Tang Yuan (Unfilled) 湯圓
Recipe by Jess Wang of Gu Grocery
Yields 200 tang yuan (about 2g each)
Ingredients
- 250 g sweet rice flour (also known as glutinous rice flour)
- 70 g water, boiling
- 140 g water, room temperature
- 1.5 g spirulina powder (optional; you can divide the dough in half and add spirulina to one half to dye the tang yuan green)
- ½ cup brown sugar
Equipment
- Digital scale
- Heatproof mixing bowls
- Dough mat (optional)
- Bench scraper
- Large plate (if cooking tang yuan right away)
- Parchment-lined sheet tray (if freezing tang yuan)
- Stockpot (for boiling tang yuan)
Instructions
Make the dough
- Measure sweet rice flour into a heatproof mixing bowl.
- Using a pair of sturdy chopsticks, stir boiled water into the bowl of sweet rice flour. Mix in circular motion until lumps break down into flake-like bits and mixture is fluffy.

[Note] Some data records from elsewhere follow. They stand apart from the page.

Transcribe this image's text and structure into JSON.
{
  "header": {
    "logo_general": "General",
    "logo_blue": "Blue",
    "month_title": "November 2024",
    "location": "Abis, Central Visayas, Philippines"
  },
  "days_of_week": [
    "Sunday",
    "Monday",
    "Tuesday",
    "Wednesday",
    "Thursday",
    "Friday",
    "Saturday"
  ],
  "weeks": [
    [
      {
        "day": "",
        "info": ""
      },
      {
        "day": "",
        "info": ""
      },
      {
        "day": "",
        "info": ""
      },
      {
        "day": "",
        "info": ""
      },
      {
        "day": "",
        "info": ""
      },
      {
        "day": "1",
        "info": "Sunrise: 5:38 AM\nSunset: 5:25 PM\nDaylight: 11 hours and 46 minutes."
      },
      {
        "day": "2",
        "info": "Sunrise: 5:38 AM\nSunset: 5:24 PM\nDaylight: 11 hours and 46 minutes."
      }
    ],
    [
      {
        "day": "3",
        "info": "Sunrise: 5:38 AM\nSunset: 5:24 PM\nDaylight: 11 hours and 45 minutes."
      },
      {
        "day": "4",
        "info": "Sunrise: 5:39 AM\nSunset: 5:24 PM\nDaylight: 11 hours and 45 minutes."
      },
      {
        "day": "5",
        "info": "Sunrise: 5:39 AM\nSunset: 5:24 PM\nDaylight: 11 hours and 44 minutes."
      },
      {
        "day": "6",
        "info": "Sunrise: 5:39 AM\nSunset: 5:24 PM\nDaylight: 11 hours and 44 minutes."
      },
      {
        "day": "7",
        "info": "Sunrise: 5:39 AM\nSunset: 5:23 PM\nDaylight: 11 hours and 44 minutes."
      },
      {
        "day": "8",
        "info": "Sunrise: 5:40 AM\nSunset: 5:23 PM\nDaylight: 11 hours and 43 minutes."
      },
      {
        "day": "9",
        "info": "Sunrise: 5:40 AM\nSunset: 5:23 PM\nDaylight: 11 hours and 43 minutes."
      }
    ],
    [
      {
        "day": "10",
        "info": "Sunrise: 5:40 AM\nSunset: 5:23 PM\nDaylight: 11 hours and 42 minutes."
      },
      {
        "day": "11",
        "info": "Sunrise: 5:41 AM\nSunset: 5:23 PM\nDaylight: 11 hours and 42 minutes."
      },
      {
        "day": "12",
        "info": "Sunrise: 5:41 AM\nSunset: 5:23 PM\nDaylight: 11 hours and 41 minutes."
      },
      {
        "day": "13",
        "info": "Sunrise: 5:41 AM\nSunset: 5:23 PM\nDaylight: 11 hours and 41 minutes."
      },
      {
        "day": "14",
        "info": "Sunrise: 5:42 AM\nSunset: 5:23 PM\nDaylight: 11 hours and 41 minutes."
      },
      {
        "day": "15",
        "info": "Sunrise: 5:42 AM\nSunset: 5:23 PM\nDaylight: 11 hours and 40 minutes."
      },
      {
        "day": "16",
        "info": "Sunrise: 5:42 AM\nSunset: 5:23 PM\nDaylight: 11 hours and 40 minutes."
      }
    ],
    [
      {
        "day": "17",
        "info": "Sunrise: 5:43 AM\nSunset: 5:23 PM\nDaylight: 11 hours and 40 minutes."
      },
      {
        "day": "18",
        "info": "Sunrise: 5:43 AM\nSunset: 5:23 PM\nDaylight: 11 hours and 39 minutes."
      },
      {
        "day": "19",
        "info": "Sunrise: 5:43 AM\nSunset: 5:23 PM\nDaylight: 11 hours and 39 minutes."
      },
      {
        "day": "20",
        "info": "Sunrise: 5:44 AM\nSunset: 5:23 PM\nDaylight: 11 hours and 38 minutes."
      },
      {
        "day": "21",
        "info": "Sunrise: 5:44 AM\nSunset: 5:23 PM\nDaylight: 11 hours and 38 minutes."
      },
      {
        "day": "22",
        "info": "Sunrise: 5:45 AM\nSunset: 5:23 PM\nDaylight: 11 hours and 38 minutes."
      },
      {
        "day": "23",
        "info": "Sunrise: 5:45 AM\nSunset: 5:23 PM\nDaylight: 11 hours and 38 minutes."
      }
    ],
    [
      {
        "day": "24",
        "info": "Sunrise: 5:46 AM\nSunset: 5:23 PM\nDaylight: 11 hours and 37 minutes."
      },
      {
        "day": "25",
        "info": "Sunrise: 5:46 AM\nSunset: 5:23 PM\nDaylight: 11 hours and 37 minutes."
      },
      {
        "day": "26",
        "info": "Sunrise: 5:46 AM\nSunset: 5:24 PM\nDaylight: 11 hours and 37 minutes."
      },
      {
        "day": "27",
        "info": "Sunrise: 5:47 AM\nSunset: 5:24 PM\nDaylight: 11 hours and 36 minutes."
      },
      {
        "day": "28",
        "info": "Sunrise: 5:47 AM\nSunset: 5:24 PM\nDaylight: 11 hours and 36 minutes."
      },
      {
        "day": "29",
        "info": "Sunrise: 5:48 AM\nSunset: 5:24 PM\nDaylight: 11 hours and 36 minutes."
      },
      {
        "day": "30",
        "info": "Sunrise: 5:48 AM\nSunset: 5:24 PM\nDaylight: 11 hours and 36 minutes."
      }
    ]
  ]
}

- Add room temp water to the flour mixture and continue stirring with chopsticks until a crumbly dough begins forming (it will look like crumbled feta cheese). At this "feta" stage, put chopsticks aside and knead the dough by hand until smooth. If dough is dry on the surface or tacky, adjust with water or more rice flour accordingly. When ready the dough will look like fresh mozzarella.

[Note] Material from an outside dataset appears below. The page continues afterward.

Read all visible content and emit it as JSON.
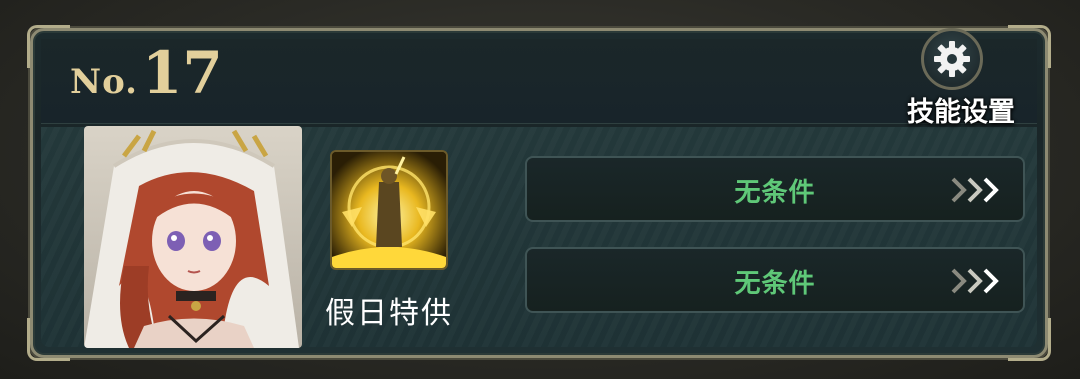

- On a dough mat, roll dough into a log and cut in half with a bench scraper. Work with one half of the dough first. Cover the other half of the dough by folding over one side of the dough mat or return it to the mixing bowl and cover.
Form the Tang Yuan
- Cut the halved piece of dough in 4 equal portions and roll each piece into a log, about 8 inches long.
- Line the logs up so they're parallel to each other and portion the dough into 1/2-inch chunks by cutting across the four logs at once with the bench scraper.
- Roll each piece of dough into a smooth round ball. Try rolling multiple pieces of dough at the same time, between your palms.
- Arrange rolled balls on a plate if cooking right away, or on a parchment lined sheet tray for freezing.
Cook the Tang Yuan
- To cook, prepare a bowl with brown sugar.
- Bring 3 quarts of water to a boil.
- Drop dumplings in boiling water, stir gently to prevent sticking, and cook until they float up (about 2 minutes from fresh).
- Using a slotted spoon, transfer the cooked tang yuan into the bowl of sugar and toss to coat the dumplings.